Saturday, October 4, 2014

Let’s use this post to summarize what we’ve covered over the last several months, and then set the stage for an extended discussion focusing on the development and use of customer journey maps.  In my opinion, journey maps are the must-have tool for a customer experience manager because they capture the customer’s perspective on how he or she interacts with your company.  As a result, journey maps play a critical role in informing the strategies of not only customer experience, but also those of marketing, product development, public relations, and any other part of the organization that directly or indirectly touches a customer. 

So, as a new CX manager, we had two strategic challenges to address: 1) establish credibility for a new initiative that, in many companies, is greeted with some skepticism; 2) under the heading of “if you can’t measure it, you can’t manage it” we needed to develop a method for systematically capturing customer feedback and then acting on that information to resolve immediate problems and prevent future recurrences.  We reasoned that implementing an initial customer feedback approach would also help us in establishing the credibility of CX.

To recap, let’s again look briefly at each of the key components of our CX foundation that’s built on customer feedback and problem resolution:

We started with an initial assessment of the customer landscape guided by the question... “what is the state of key CX performance?”.  In this case, some basic assessment items include any recent customer research, with a particular eye on satisfaction and loyalty metrics that might be available.  Coming across a recent industry satisfaction report, we learned that our company trailed most competitors on a variety of service and product metrics, and that the underperformance was especially apparent in specific sales territories as well as in some key service channels.  As a result, we now had a reasonably good high-level understanding of some customer (and company) pain-points. 

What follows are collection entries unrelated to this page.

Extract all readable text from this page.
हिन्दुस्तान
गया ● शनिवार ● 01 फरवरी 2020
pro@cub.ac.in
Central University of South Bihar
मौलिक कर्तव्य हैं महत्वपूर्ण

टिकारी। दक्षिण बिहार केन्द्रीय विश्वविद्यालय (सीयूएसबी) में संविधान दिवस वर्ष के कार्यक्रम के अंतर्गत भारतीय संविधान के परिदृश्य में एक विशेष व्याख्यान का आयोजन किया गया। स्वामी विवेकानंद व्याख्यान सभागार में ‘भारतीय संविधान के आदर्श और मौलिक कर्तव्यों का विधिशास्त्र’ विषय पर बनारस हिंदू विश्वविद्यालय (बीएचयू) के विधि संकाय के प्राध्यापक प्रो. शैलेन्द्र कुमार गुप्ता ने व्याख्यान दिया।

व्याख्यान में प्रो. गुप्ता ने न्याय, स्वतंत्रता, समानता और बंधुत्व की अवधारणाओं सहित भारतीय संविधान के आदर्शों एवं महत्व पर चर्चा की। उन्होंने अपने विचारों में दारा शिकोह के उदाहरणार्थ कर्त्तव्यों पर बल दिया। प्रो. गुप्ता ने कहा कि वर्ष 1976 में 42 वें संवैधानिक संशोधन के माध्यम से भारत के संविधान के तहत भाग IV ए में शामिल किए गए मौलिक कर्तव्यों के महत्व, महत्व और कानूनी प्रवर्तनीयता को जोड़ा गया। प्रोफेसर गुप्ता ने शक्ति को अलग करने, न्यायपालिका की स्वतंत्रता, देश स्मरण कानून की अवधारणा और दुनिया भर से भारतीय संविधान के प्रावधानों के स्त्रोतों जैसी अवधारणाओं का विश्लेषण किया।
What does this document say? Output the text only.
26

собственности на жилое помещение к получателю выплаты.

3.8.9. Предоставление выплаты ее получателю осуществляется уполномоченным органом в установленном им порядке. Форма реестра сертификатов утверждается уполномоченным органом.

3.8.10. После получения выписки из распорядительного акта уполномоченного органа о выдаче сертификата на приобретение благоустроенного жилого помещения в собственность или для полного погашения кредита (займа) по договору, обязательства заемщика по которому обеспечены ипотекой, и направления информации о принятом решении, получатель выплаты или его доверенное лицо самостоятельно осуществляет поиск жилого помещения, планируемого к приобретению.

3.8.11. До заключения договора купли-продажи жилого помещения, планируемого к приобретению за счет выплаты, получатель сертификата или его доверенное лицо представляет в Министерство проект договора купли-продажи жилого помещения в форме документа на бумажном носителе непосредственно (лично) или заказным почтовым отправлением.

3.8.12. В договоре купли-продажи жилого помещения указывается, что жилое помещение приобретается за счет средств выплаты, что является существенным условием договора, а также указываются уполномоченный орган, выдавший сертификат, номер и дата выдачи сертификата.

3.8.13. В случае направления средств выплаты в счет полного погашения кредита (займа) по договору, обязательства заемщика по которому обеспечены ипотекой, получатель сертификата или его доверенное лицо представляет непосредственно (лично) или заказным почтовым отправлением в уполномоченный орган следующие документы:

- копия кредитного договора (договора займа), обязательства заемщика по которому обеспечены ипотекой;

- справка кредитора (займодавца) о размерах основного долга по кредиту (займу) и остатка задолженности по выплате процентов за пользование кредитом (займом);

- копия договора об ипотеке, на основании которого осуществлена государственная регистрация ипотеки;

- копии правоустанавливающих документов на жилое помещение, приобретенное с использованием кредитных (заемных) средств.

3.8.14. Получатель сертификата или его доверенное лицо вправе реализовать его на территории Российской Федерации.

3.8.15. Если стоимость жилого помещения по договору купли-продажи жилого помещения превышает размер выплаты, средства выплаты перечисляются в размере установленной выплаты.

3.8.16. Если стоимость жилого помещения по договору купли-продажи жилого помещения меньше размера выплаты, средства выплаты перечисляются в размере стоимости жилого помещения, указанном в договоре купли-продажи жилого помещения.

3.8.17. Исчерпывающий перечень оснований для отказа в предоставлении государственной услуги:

We then determined whether the company as whole, or any individual department or business unit maintained some type of issue resolution method focused on identifying and responding to sources of dissatisfaction at the individual customer level.  As suspected, this key CX component, “the foundation”  as we call it, was not in place.  Barring a more urgent finding, we had a pretty good idea at this point that developing the company’s CX foundation would be our first major undertaking.

Our next step in the assessment was to arrange personal discussions with a few selected staff.  Our interviews included customer-facing employees, as well as back-office staff who have a supporting connection with the front-line.  We also talked to a few vendors who are involved in some way with contributing to the company’s customer offerings.  

Finally, we synthesized our initial findings using a one page summary capturing the most salient customer facing issues.  From this, we used Forrester’s Customer Experience Maturity Assessment (1) to determine where our company stands on the customer centricity continuum.

As we initially thought, the design and implementation of a robust customer feedback system would serve as our starting point.  Indeed, customer feedback, and the objective interpretation of this information is the lifeblood of a strong customer experience undertaking.  Together with the introduction of a transaction survey, we also implemented the problem solving process...these two items serve as the foundation of our CX initiative. 

Recall that our transaction survey was a modest undertaking in that we focused on collecting feedback from a single customer journey…the online purchase process.  Too much data can be overwhelming to work with, so starting with results from a single transaction type will facilitate the development of potential responses that we may need to develop.  Effective responses will, in turn, contribute to the credibility for CX that we’re initially wanting to establish in the organization.
Lastly, remember that our problem solving method consists of two components: 1) an immediate (tactical) reply to a dissatisfied customer and the presentation of resolution to their problem, or an appeasement if appropriate; 2) in cases where the source of customer dissatisfaction is due to a systemic issue in the organization, a (strategic) decision to potential develop a more permanent solution that will prevent the dissatisfaction from recurring.

Now let’s turn to a brief introduction of customer journey mapping.  At its simplest level, a journey map is a visual depiction of how a particular customer type (a Persona) interacts with your organization throughout the course of a particular transaction or event.  As the name implies, a journey has a defined beginning and end, which represent the logical starting and completion points of the transaction.  Again, at its simplest level, the journey map captures the “jobs” the customer is attempting to complete as she proceeds through the event…we’ll explore the concept of “jobs” in a lot more detail in a future post.  

Beyond a basic depiction of the customer’s interactions, the journey map can become more informative by including what Forrester Research describes as the customer “ecosystem”(2)…that is, capturing the complete environment of employees, vendors, technologies, and marketing communications that enable the customer’s transaction.  Visualizing the ecosystem allows for a fuller understanding of the strong and weak points of how a customer experiences the particular transaction, and this facilitates the development of corrective actions and enhancements to the process.

It’s important to also note that a journey map’s use should not be limited to the CX context.  A well developed map can serve to inform the strategies and tactics for marketing, I.T., public relations, advertising, product development, and any other organizational function that touches the customer in some way.  Over the course of the next several posts, we’ll discuss the various facets of journey mapping, including development, assessment, and most importantly, utilization for fixing customer experience issues as well as leveraging the insights from the map to proactively guide CX innovation.